The final book in the colourful eight-part series will focus on a critically endangered gibbon which we might still be able to save. There are just 26 or 27 left.

If Ben could bring one animal back from extinction he would choose the thylacine or Tasmanian Tiger which survived into the 1930s.

“Theirs is a really tragic story. People thought they were wolf-like animals, killing sheep but we now know they only hunted rat-sized animals and are related to kangaroos, not wolves. That extinction just seems wrong and unfair, a massive miscarriage of justice.”

So are humans heading for extinction? Ben is characteristically positive. And pragmatic.

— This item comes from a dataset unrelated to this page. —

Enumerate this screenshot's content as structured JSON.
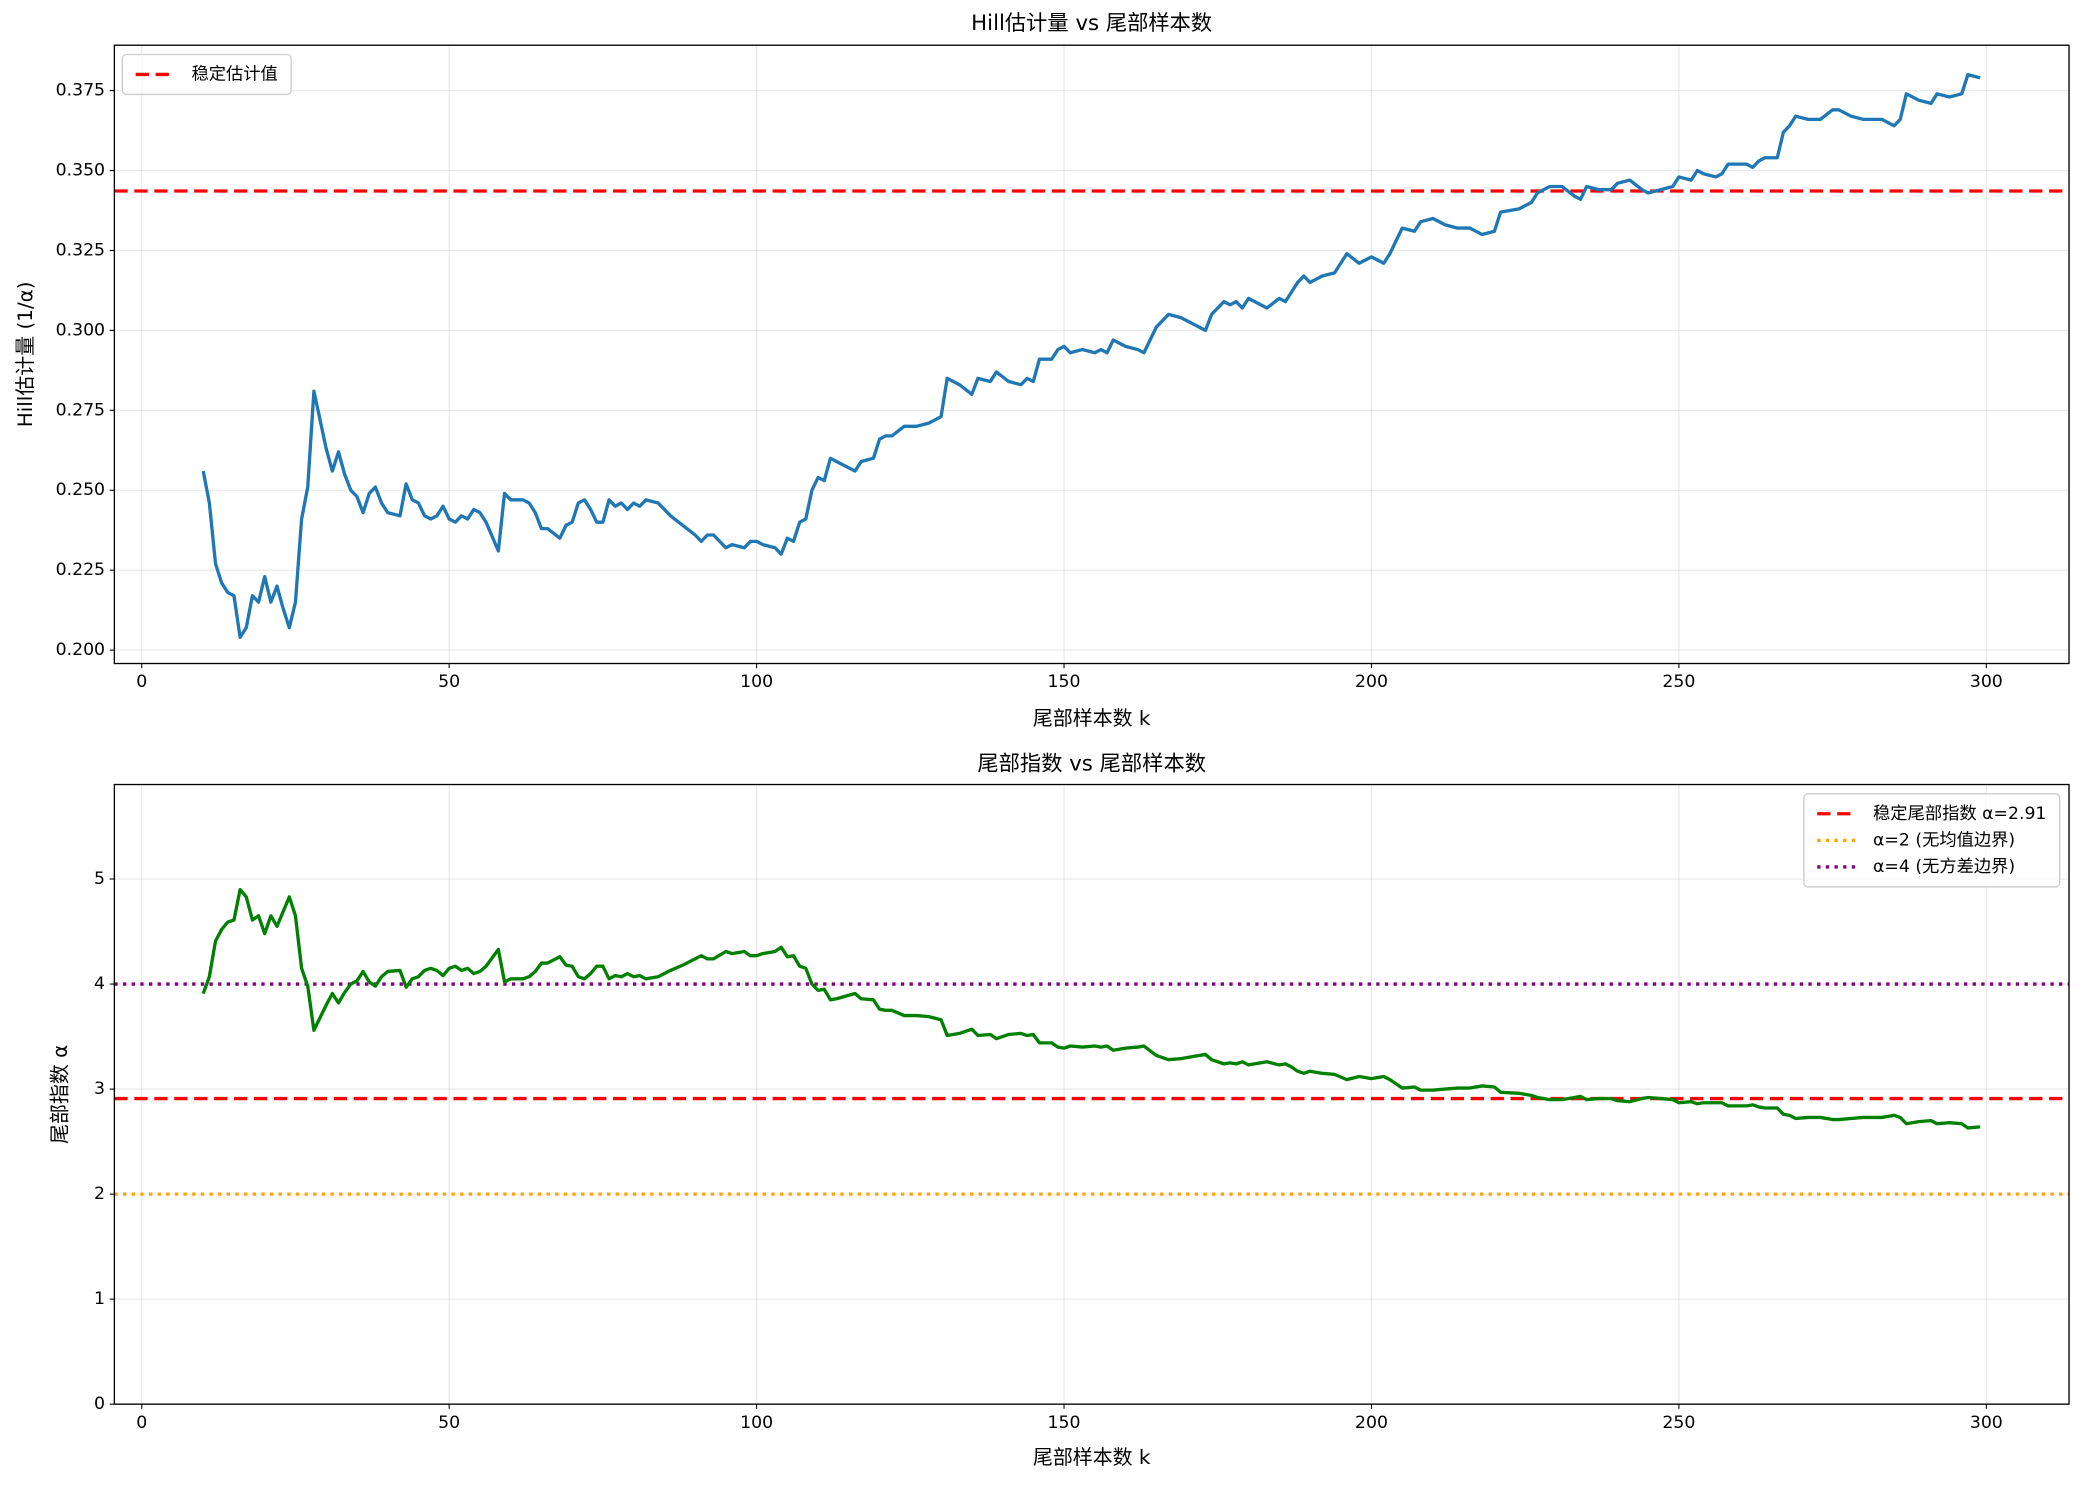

“No, I don’t think we will. I think we will just cling on. We are specialist generalists, like a pigeon or a rat, which can survive in a wide range of habitats.”

His own favourite habitat is Norfolk.

The 39-year-old has lived in Africa, Madagascar, Asia and the Caribbean but always returns to Norfolk.

The beach, just north of Caister-on-Sea, is one of the places he loves best. “It’s where I used to walk with my dog as a kid and when I’ve been away I always go for a walk there on my first day back. Last time I saw a basking shark.

“I love West Runton too. There are some amazing fossils up there. And I’m an ambassador for the Norfolk Wildlife Trust which has 50 or 60 reserves, some huge, some tiny, some coastal, some countryside. I love them all but I think my absolute favourite is Hickling. You see bittern, marsh harriers, cranes. It’s just the most beautiful place.

“I have stood in Patagonia with Sir David Attenborough and even that doesn’t win over Norfolk. I brought him to Norfolk and we went to Cley for the day, to the Wildlife Trust reserve, and that was better!

“We don’t have deserts or glaciers or tropical jungle but we can step back and engage with our local wild places.”

Ben is currently filming for another BBC documentary. He is also a patron of the Norwich Science Festival, based at the Forum from October 23 to 30. He will be involved in several events – including a huge dissection. “I did an alligator last time. All I’m going to say is that it will be bigger and better than an alligator!”

Who was Dippy? with Professor Ben Garrod is from 7-9pm on Tuesday August 24. Tickets £5 plus booking fee from cathedral.org.uk

Ben will be appearing as part of the Norwich Science Festival in October.

The Extinct series by Ben Garrod is published by Zephyr with three books out now, two due in October and the final three next year.